Marks & Spencer is set to report a sharp decline in profits for the full year as it looks to beef up its online offering amid a raft of store closures.
The high street stalwart is expected to post pre-tax profits of roughly £520m in its full-year results of Wednesday, a fall of 10 per cent on last year and the firm’s third successive year of decline.
Analysts have forecast a 1.4 per cent dip in like-for-like clothing and home sales, while like-for-like food sales are expected to fall 2.4 per cent.
The struggling retailer has accelerated its ongoing restructuring plan, and has already closed almost half the 100 stores earmarked for closure by 2022.
But M&S will be hoping it can renew investor confidence as it lays out plans to revamp its online offering, most notably in its food division.

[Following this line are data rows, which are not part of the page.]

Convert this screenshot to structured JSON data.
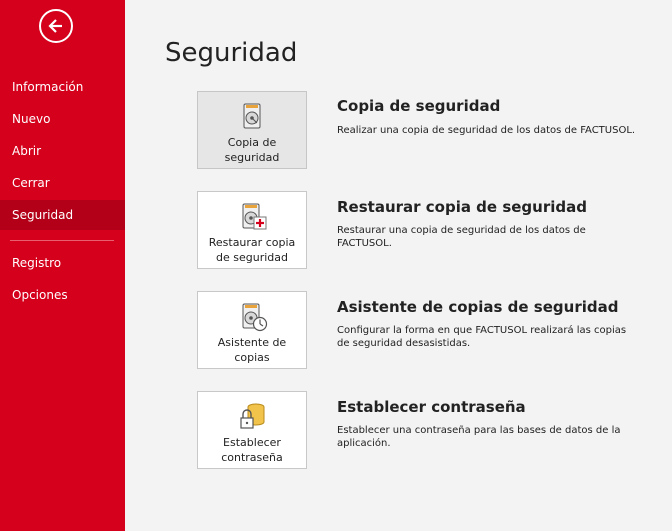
{
  "sidebar": {
    "back_icon": "back-arrow-icon",
    "items": [
      {
        "label": "Información"
      },
      {
        "label": "Nuevo"
      },
      {
        "label": "Abrir"
      },
      {
        "label": "Cerrar"
      },
      {
        "label": "Seguridad",
        "active": true
      },
      {
        "label": "Registro"
      },
      {
        "label": "Opciones"
      }
    ]
  },
  "colors": {
    "accent": "#d4001c",
    "accent_active": "#b30018",
    "background": "#f3f3f3"
  },
  "page": {
    "title": "Seguridad"
  },
  "actions": [
    {
      "tile_label": "Copia de seguridad",
      "icon": "backup-disk-icon",
      "title": "Copia de seguridad",
      "description": "Realizar una copia de seguridad de los datos de FACTUSOL."
    },
    {
      "tile_label": "Restaurar copia de seguridad",
      "icon": "restore-disk-icon",
      "title": "Restaurar copia de seguridad",
      "description": "Restaurar una copia de seguridad de los datos de FACTUSOL."
    },
    {
      "tile_label": "Asistente de copias",
      "icon": "backup-schedule-icon",
      "title": "Asistente de copias de seguridad",
      "description": "Configurar la forma en que FACTUSOL realizará las copias de seguridad desasistidas."
    },
    {
      "tile_label": "Establecer contraseña",
      "icon": "database-lock-icon",
      "title": "Establecer contraseña",
      "description": "Establecer una contraseña para las bases de datos de la aplicación."
    }
  ]
}
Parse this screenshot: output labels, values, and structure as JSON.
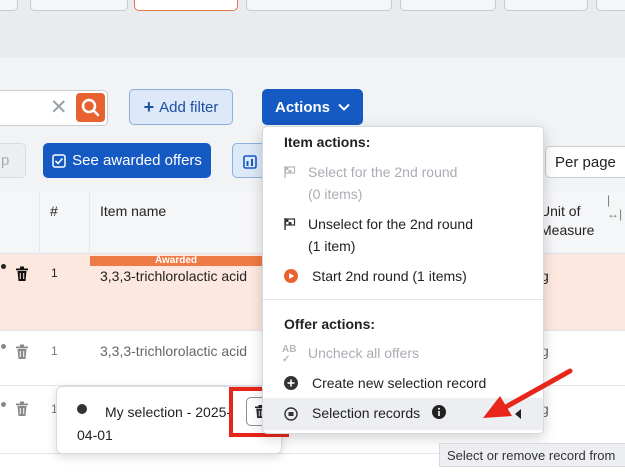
{
  "toolbar": {
    "add_filter_label": "Add filter",
    "actions_label": "Actions",
    "ghost_button_label": "p",
    "awarded_offers_label": "See awarded offers",
    "per_page_label": "Per page"
  },
  "table": {
    "headers": {
      "number": "#",
      "item_name": "Item name",
      "unit_line1": "Unit of",
      "unit_line2": "Measure"
    },
    "rows": [
      {
        "number": "1",
        "item_name": "3,3,3-trichlorolactic acid",
        "unit": "kg",
        "badge": "Awarded"
      },
      {
        "number": "1",
        "item_name": "3,3,3-trichlorolactic acid",
        "unit": "kg"
      },
      {
        "number": "1",
        "unit": "kg"
      }
    ]
  },
  "selection_popover": {
    "text": "My selection - 2025-04-01"
  },
  "actions_menu": {
    "item_actions_header": "Item actions:",
    "select_2nd_round": "Select for the 2nd round",
    "select_2nd_round_count": "(0 items)",
    "unselect_2nd_round": "Unselect for the 2nd round",
    "unselect_2nd_round_count": "(1 item)",
    "start_2nd_round": "Start 2nd round (1 items)",
    "offer_actions_header": "Offer actions:",
    "uncheck_all_offers": "Uncheck all offers",
    "create_selection_record": "Create new selection record",
    "selection_records": "Selection records"
  },
  "tooltip": {
    "text": "Select or remove record from"
  },
  "colors": {
    "primary": "#1559c3",
    "accent": "#e8622f",
    "awarded_row": "#fde8e0",
    "highlight_red": "#e8251a"
  }
}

Chief executive Steve Rowe has already unveiled plans to shrug off the chain’s reputation as a so-called small basket retailer as it looks to win business from customers carrying out their weekly food shop.
Earlier this year M&S secured a £750m deal to buy half of Ocado’s retail business, staking its claim in the online grocery sector at the expense of rival Waitrose.

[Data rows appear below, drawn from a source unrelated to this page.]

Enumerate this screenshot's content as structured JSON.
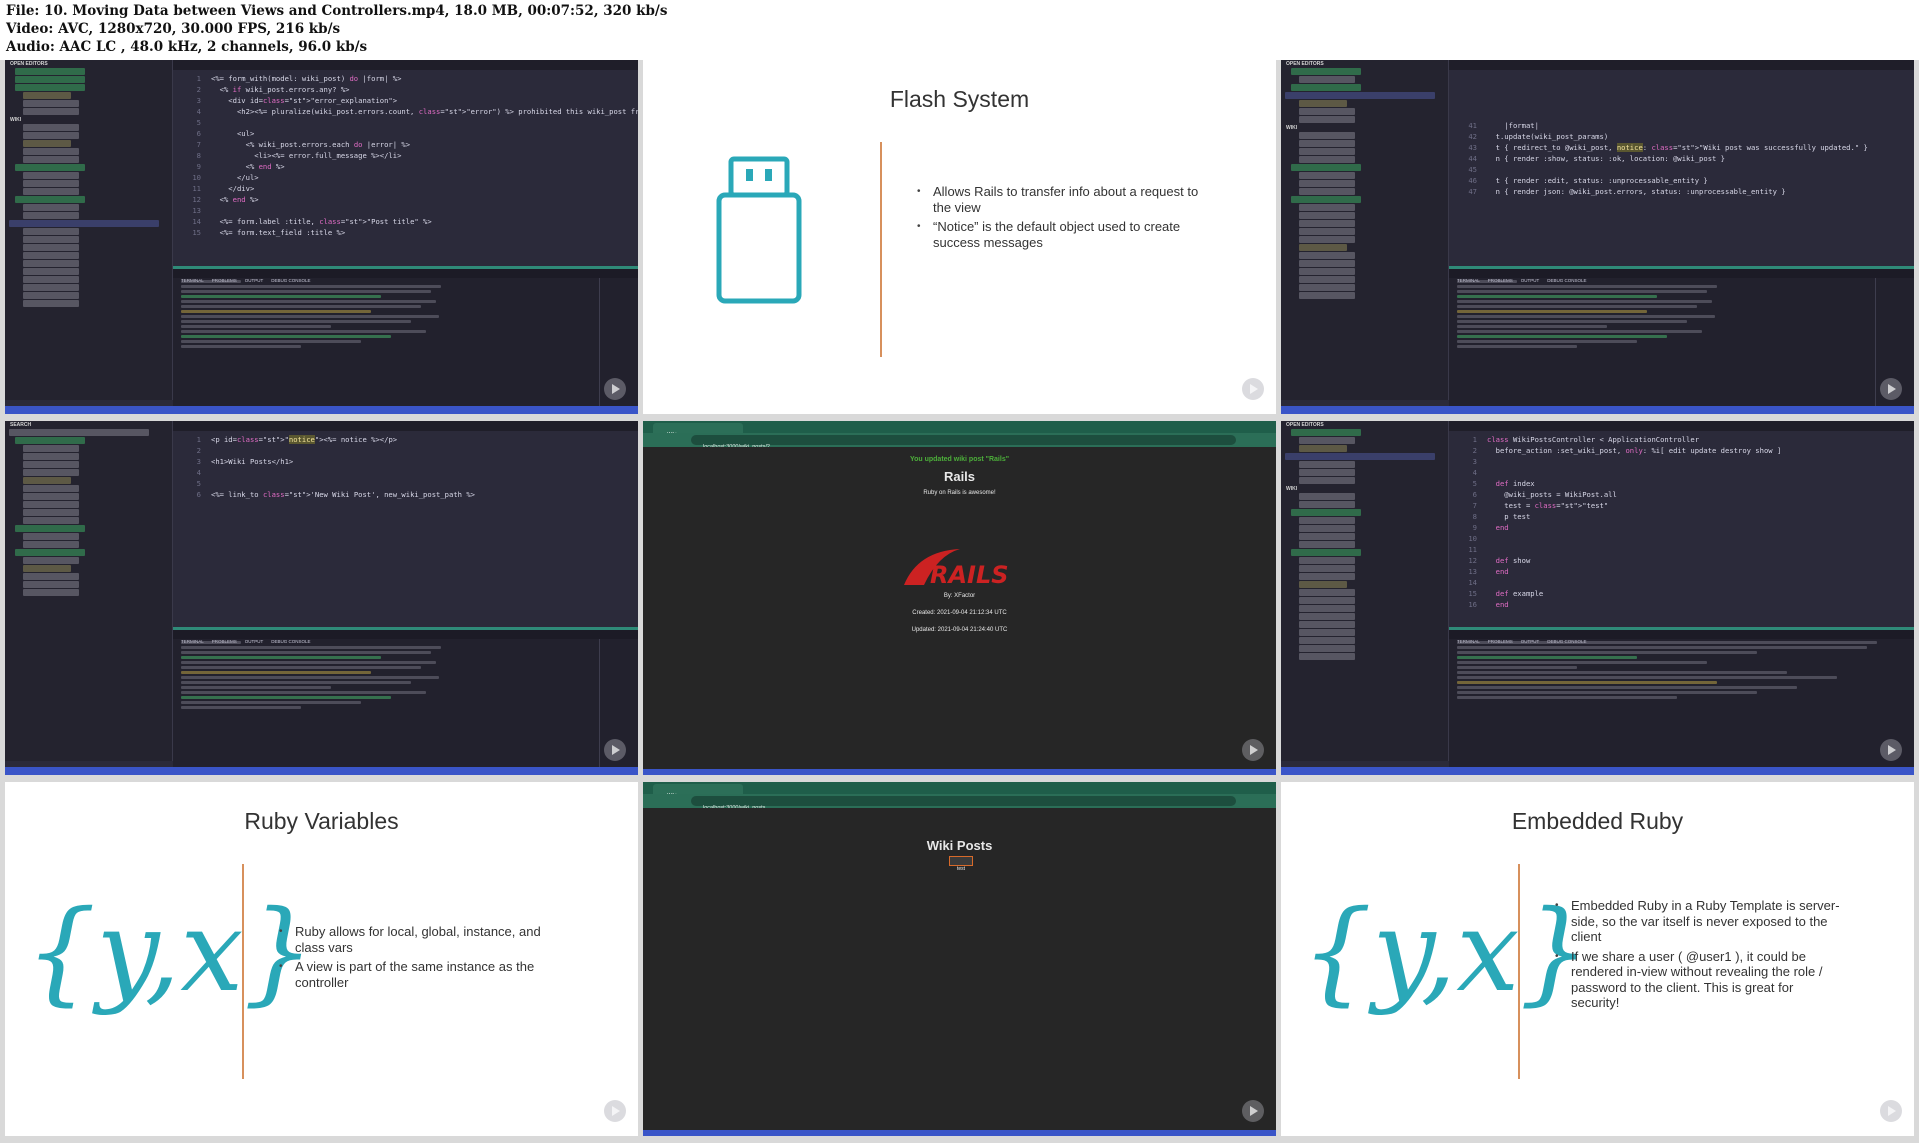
{
  "header": {
    "file_line": "File: 10. Moving Data between Views and Controllers.mp4, 18.0 MB, 00:07:52, 320 kb/s",
    "video_line": "Video: AVC, 1280x720, 30.000 FPS, 216 kb/s",
    "audio_line": "Audio: AAC LC , 48.0 kHz, 2 channels, 96.0 kb/s"
  },
  "tiles": {
    "t1": {
      "code": [
        {
          "n": "1",
          "t": "<%= form_with(model: wiki_post) do |form| %>"
        },
        {
          "n": "2",
          "t": "  <% if wiki_post.errors.any? %>"
        },
        {
          "n": "3",
          "t": "    <div id=\"error_explanation\">"
        },
        {
          "n": "4",
          "t": "      <h2><%= pluralize(wiki_post.errors.count, \"error\") %> prohibited this wiki_post fr"
        },
        {
          "n": "5",
          "t": ""
        },
        {
          "n": "6",
          "t": "      <ul>"
        },
        {
          "n": "7",
          "t": "        <% wiki_post.errors.each do |error| %>"
        },
        {
          "n": "8",
          "t": "          <li><%= error.full_message %></li>"
        },
        {
          "n": "9",
          "t": "        <% end %>"
        },
        {
          "n": "10",
          "t": "      </ul>"
        },
        {
          "n": "11",
          "t": "    </div>"
        },
        {
          "n": "12",
          "t": "  <% end %>"
        },
        {
          "n": "13",
          "t": ""
        },
        {
          "n": "14",
          "t": "  <%= form.label :title, \"Post title\" %>"
        },
        {
          "n": "15",
          "t": "  <%= form.text_field :title %>"
        }
      ]
    },
    "t2": {
      "title": "Flash System",
      "bullets": [
        "Allows Rails to transfer info about a request to the view",
        "“Notice” is the default object used to create success messages"
      ]
    },
    "t3": {
      "code": [
        {
          "n": "41",
          "t": "    |format|"
        },
        {
          "n": "42",
          "t": "  t.update(wiki_post_params)"
        },
        {
          "n": "43",
          "t": "  t { redirect_to @wiki_post, notice: \"Wiki post was successfully updated.\" }"
        },
        {
          "n": "44",
          "t": "  n { render :show, status: :ok, location: @wiki_post }"
        },
        {
          "n": "45",
          "t": ""
        },
        {
          "n": "46",
          "t": "  t { render :edit, status: :unprocessable_entity }"
        },
        {
          "n": "47",
          "t": "  n { render json: @wiki_post.errors, status: :unprocessable_entity }"
        }
      ]
    },
    "t4": {
      "code": [
        {
          "n": "1",
          "t": "<p id=\"notice\"><%= notice %></p>"
        },
        {
          "n": "2",
          "t": ""
        },
        {
          "n": "3",
          "t": "<h1>Wiki Posts</h1>"
        },
        {
          "n": "4",
          "t": ""
        },
        {
          "n": "5",
          "t": ""
        },
        {
          "n": "6",
          "t": "<%= link_to 'New Wiki Post', new_wiki_post_path %>"
        }
      ]
    },
    "t5": {
      "url": "localhost:3000/wiki_posts/2",
      "notice": "You updated wiki post \"Rails\"",
      "heading": "Rails",
      "subheading": "Ruby on Rails is awesome!",
      "author": "By: XFactor",
      "created": "Created: 2021-09-04 21:12:34 UTC",
      "updated": "Updated: 2021-09-04 21:24:40 UTC"
    },
    "t6": {
      "code": [
        {
          "n": "1",
          "t": "class WikiPostsController < ApplicationController"
        },
        {
          "n": "2",
          "t": "  before_action :set_wiki_post, only: %i[ edit update destroy show ]"
        },
        {
          "n": "3",
          "t": ""
        },
        {
          "n": "4",
          "t": ""
        },
        {
          "n": "5",
          "t": "  def index"
        },
        {
          "n": "6",
          "t": "    @wiki_posts = WikiPost.all"
        },
        {
          "n": "7",
          "t": "    test = \"test\""
        },
        {
          "n": "8",
          "t": "    p test"
        },
        {
          "n": "9",
          "t": "  end"
        },
        {
          "n": "10",
          "t": ""
        },
        {
          "n": "11",
          "t": ""
        },
        {
          "n": "12",
          "t": "  def show"
        },
        {
          "n": "13",
          "t": "  end"
        },
        {
          "n": "14",
          "t": ""
        },
        {
          "n": "15",
          "t": "  def example"
        },
        {
          "n": "16",
          "t": "  end"
        }
      ]
    },
    "t7": {
      "title": "Ruby Variables",
      "bullets": [
        "Ruby allows for local, global, instance, and class vars",
        "A view is part of the same instance as the controller"
      ]
    },
    "t8": {
      "url": "localhost:3000/wiki_posts",
      "heading": "Wiki Posts",
      "badge": "test"
    },
    "t9": {
      "title": "Embedded Ruby",
      "bullets": [
        "Embedded Ruby in a Ruby Template is server-side, so the var itself is never exposed to the client",
        "If we share a user ( @user1 ), it could be rendered in-view without revealing the role / password to the client. This is great for security!"
      ]
    }
  },
  "colors": {
    "accent_teal": "#2aa8b8",
    "divider_orange": "#d7905c",
    "notice_green": "#4caf3a",
    "rails_red": "#cc2222",
    "vscode_status": "#3a55c8"
  }
}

Investors will this week be hoping for more details about a planned £600m rights issue, which will fund the Ocado purchase alongside a previously-announced dividend cut of roughly 40 per cent.
Russ Mould, investment director at AJ Bell, said the fall in pre-tax profit was “going to be messy”.
“Shares are trading very close to their financial crisis lows of 2008 although for all of that, they are only down by four per cent over the past year, which is better than the FTSE 100’s six per cent drop,” he added.
But M&S bosses remain confident the Ocado deal and a shift to online sales can help drive a transformation for the 135-year-old chain.